Les présidents de la Chine, Xi Jinping, et de la Russie, Vladimir Poutine, se sont rencontrés le 15 septembre en Ouzbékistan pour un sommet régional dans un contexte de crises diplomatiques internationales.

Xi Jinping et Vladimir Poutine seront rejoints dans la ville de Samarcande, une étape-clé sur l’antique Route de la soie. Ils ont assisté au sommet de deux jours de l’Organisation de coopération de Shanghai (OCS), en présence des dirigeants de l’Inde, du Pakistan, de la Turquie, de l’Iran et d’autres pays.

La principale réunion de ce sommet aura lieu le 16 septembre. Pourtant les yeux sont rivés sur la rencontre bilatérale entre les présidents chinois et russe de ce 15 septembre.

Vladimir Poutine est arrivé le 15 septembre dans la matinée, et a été accueilli sur le tarmac par une garde d’honneur. Son homologue chinois était, lui, arrivé la veille. Pour Vladimir Poutine, qui se concentre désormais vers l’Asie suite aux sanctions occidentales contre Moscou pour son invasion de l’Ukraine, ce sommet est l’occasion de montrer que la Russie n’est pas isolée sur la scène mondiale.

Xi Jinping réitère les liens avec la Russie

Xi Jinping effectue lui son premier déplacement à l’étranger depuis le début de la pandémie de coronavirus. Il pourra y renforcer sa stature de dirigeant de premier plan avant le Congrès national du PCC, le 16 octobre.

Pour certains observateurs, leur rencontre est un défi lancé aux Etats-Unis, qui ont pris la tête des sanctions contre Moscou et du soutien militaire à Kiev et suscité la colère de Pékin avec la visite de plusieurs responsables américains à Taïwan.

« La Chine est disposée à travailler avec la Russie afin d’élargir leur soutien mutuel solide sur les sujets relatifs à leurs intérêts fondamentaux respectifs », a déclaré Xi Jinping lors d’une rencontre avec son homologue russe, Vladimir Poutine.

« La Chine est également prête à approfondir la coopération pragmatique dans des domaines tels que le commerce, l’agriculture et la connectivité », a ajouté le président chinois.

Selon l’agence de presse, Xinhua, ce dernier a appelé les deux parties à renforcer la coordination au sein de l’Organisation de coopération de Shanghai (OCS), de la Conférence sur l’interaction et les mesures de confiance en Asie, des BRICS et d’autres mécanismes multilatéraux, avec l’objectif de promouvoir la solidarité et la confiance mutuelle entre les parties concernées.

Le président chinois a aussi indiqué que la Chine et la Russie devaient élargir leur coopération pragmatique, défendre la sécurité et les intérêts de la région, ainsi que préserver les intérêts communs des pays en développement et des pays à marché émergent.

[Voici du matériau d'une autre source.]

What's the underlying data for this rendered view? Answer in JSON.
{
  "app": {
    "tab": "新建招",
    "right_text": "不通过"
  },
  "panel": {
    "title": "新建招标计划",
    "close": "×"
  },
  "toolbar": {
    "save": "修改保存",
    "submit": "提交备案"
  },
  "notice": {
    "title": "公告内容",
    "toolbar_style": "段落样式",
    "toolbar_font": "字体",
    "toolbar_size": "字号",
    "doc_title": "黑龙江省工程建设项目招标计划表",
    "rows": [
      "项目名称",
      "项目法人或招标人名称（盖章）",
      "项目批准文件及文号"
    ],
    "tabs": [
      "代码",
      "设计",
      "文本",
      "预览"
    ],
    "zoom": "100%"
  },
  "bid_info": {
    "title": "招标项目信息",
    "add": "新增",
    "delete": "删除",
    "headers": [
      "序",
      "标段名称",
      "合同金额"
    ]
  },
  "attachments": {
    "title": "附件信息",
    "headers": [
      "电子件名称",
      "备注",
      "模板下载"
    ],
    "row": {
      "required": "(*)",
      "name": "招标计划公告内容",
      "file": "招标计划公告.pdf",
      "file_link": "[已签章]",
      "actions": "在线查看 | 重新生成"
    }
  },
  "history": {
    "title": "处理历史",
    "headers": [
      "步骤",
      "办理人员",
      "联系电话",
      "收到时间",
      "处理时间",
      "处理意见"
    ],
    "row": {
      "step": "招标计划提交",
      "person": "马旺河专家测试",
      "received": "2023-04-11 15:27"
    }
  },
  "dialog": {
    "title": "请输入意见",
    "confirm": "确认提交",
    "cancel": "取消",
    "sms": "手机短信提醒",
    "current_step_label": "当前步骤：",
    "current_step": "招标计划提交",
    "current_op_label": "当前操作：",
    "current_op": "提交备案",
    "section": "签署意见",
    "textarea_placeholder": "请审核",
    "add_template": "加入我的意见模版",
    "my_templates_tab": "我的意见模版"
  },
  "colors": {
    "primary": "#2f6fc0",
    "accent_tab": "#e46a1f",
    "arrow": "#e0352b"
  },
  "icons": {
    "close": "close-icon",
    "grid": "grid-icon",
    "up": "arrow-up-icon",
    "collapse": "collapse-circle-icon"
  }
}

L’OCS, une alternative aux occidentaux

« L’Organisation de coopération de Shanghai offre une alternative réelle aux structures orientées vers l’Occident », a assuré le conseiller diplomatique du Kremlin, Iouri Ouchakov. Il s’agit selon lui de la « plus grande organisation du monde, qui comprend la moitié de la population de la planète » et elle oeuvre pour un « ordre international juste ».

L’OCS, dont les membres sont la Chine, la Russie, l’Inde, le Pakistan et les ex-républiques soviétiques d’Asie centrale, a été créée en 2001 comme un outil de coopération politique, économique et sécuritaire concurrent des organisations occidentales.

Ce n’est pas une alliance militaire comme l’Otan, ni d’une organisation d’intégration politique comme l’Union européenne, mais ses membres travaillent pour répondre à des défis sécuritaires communs et promouvoir le commerce.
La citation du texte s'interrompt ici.